Mais la boucler c'est pas pour moi. Trop romantique, trop doux, trop beau mon Strangers ? Ils veulent du moche, de l'inédit, du scandale pour journaleux au rabais ? J'vais leur en filer pour leur oseille.
Je vais leur raconter la fois où je me suis fait draguer par ce travelo de deux mètres dans une boîte de Soho. Lola elle se faisait appeler.
Si c'est du cul, du bizarre, qu'il leur faut pour éveiller leur intérêt et faire tinter la tirelire, on va leur en donner.
Je ne m'étais pas trompé. Ces suceurs de talent ont adoré. J'ai signé. trois jours après j'ai fais mon entrée en 25 ème position, deux jours après j'étais onzième. Troisième aujourd'hui.
Je vais leur exploser leur putain de Top Of The Pops et me ramener devant ma mère la tête haute et les poches pleines de billets.
Numéro 3 ! Et rien ! Enfin pas grand chose. Les restes. Tout ce travail pour ça, pour des miettes.
J'ai signé. trop vite. C'est bien fait pour moi. Numéro 3 et du vent (The Moneygoround). Des concerts à travers le monde et mon peu de fric qui s'envole en apparats, en poudre aux yeux.
Des tours du monde en avion déconnecté de la réalité et des gens. Je flotte au dessus du monde, au dessus des humains dans mon vaisseau mais je ne les voit plus. Seul perdu dans mon océan cotonneux à attendre le prochain atterrissage, apporter mes chansons aux foules amassées comme on apporte la bonne parole aux croyants...et repartir. S'envoler toujours (This Time Tomorrow).
S'envoler loin des villes surpeuplés. Ces métropoles impersonnelles, pleines de corps et d'âmes en perdition. Cette faune agglomérée grouillant dans les couloirs de leur métro comme des Rats s'affairant dans les égouts.
Je veux partir. J'étouffe. Les villes me font peur et mon avion s'écrase de plus en plus souvent dans mes rêves. J'ai besoin de nature, j'ai besoin d'état sauvage. Me perdre avec ma douce sur une île oubliée du monde, dormir à la belle étoile et manger des bananes, redevenir sauvage, animal (Apeman).
Le succès n'est pas pour moi. Ma mère avait encore raison. C'est terminé. Je retourne à Denmark Street régler mes comptes avec mes producteurs, ces Powerman dégueulasses sans âmes et sans pitié qui ont pressé mon talent et l'ont bradé comme de vulgaire marchands d'oranges. Je ne sauverai rien. Je leur laisse mes chansons, je reprend ma vie. Je leur laisse leur fric et tout mes droits et je récupère ma liberté (Got to Be Free).
Merci pour tout et à jamais.


Cela fait maintenant quelques temps que Ray Davies et sa bande n'ont pas titillé les sommets des charts Britanniques; depuis Something Else by the Kinks notamment et ses petites douceurs Pop que sont Waterloo Sunset ou Death of a Clown.
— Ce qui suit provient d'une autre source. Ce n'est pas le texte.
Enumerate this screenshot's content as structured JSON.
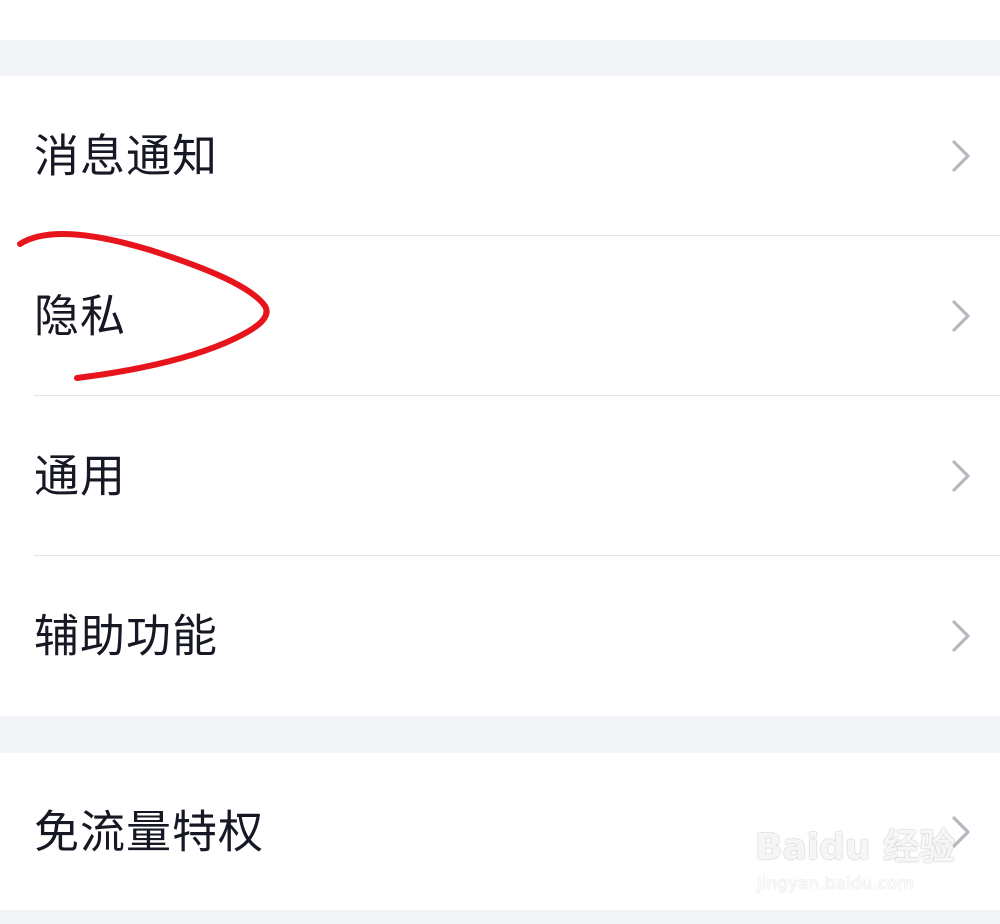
{
  "settings_group_1": [
    {
      "label": "消息通知",
      "icon": "chevron-right-icon"
    },
    {
      "label": "隐私",
      "icon": "chevron-right-icon"
    },
    {
      "label": "通用",
      "icon": "chevron-right-icon"
    },
    {
      "label": "辅助功能",
      "icon": "chevron-right-icon"
    }
  ],
  "settings_group_2": [
    {
      "label": "免流量特权",
      "icon": "chevron-right-icon"
    }
  ],
  "annotation": {
    "color": "#e8141c",
    "target": "隐私"
  },
  "watermark": {
    "logo": "Baidu 经验",
    "url": "jingyan.baidu.com"
  },
  "colors": {
    "background": "#f3f4f8",
    "row": "#ffffff",
    "text": "#161823",
    "chevron": "#b7b8bf",
    "divider": "#e3e4e8"
  }
}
The Kinks Are the Village Green Preservation Society qui suivra Something Else..., projet Pop fastueux mis en place par Ray Davies et qui devait prendre place aux côtés du Sergent Pepper... des Beatles dans l'Olympe de la Pop, ne se passera pas comme prévu. Les producteurs ne feront pas confiance aux Kinks considérés à l'époque uniquement comme une usine à tube et non comme des artistes à part entière capable de développer des projets plus ambitieux. Les vannes à pognon se ferment une à une, doucement, face à un Davies qui sent son chef d'oeuvre lui échappé.
Village Green... et ses saynètes musicales d'une autre époque, d'une Angleterre rurale, éternelle et idéalisée ne cadre pas avec ces Late Sixties psychédéliques et universelles.
Davies réalisera seul son chef d'oeuvre, contre vents et marées, malgré le manque d'argent amputant cruellement une production qui ne pourra pas rivaliser avec les standards de l'époque; il offrira pourtant au monde du Rock un album d'une fraîcheur et d'une créativité folle.
La grande oeuvre de Davies sera un échec commercial cuisant, et l'album passera inaperçu entre le mythique Sympathy for the Devil des Stones et le tumultueux Helter Skelter des Beatles . Il sera sorti des limbes bien plus tard par une nouvelle génération (Blur, Oasis, et toute la Brit Pop des nineties) qui souhaitait retrouver les racines profondes d'une Pop Anglaise oubliée sous des litres de bouillasse Rock made in MTV.
Ray Davies ne sortira pas indemne de cet échec. Sa paranoïa latente devient galopante et sa tendance naturelle à l' isolement et à la dépression s'intensifieront dangereusement et mettront à rude épreuve la fragilité du Kinks en chef.
Continuer. Surtout ne pas s'arrêter, ne pas ruminer.
Un an plus tard, les Kinks mettent en branle Arthur (or The Decline and Fall of the British Empire), projet d'album-concept devant servir de BO à un téléfilm de la BBC - téléfilm qui ne verra jamais le jour - dont la genèse et la conception s'avèreront complexes et douloureuses ( avec le départ du bassiste Pete Quaife notamment) et mettront la vie du groupe en danger.
Une fois de plus le public ne suivra pas Davies et sa bande pour le premier Opéra-Rock de l'histoire, (Arthur ... est en effet écrit quelque temps avant le pataud Tommy des Who) malgré une critique dithyrambique des deux côtés de l'Atlantique.
Arthur ... clôt la riche décennie "Kinksienne" dans un déluge de cuivres sonnants et une amplitude Pop qui sonne le glas de ces sixties libres et insouciantes.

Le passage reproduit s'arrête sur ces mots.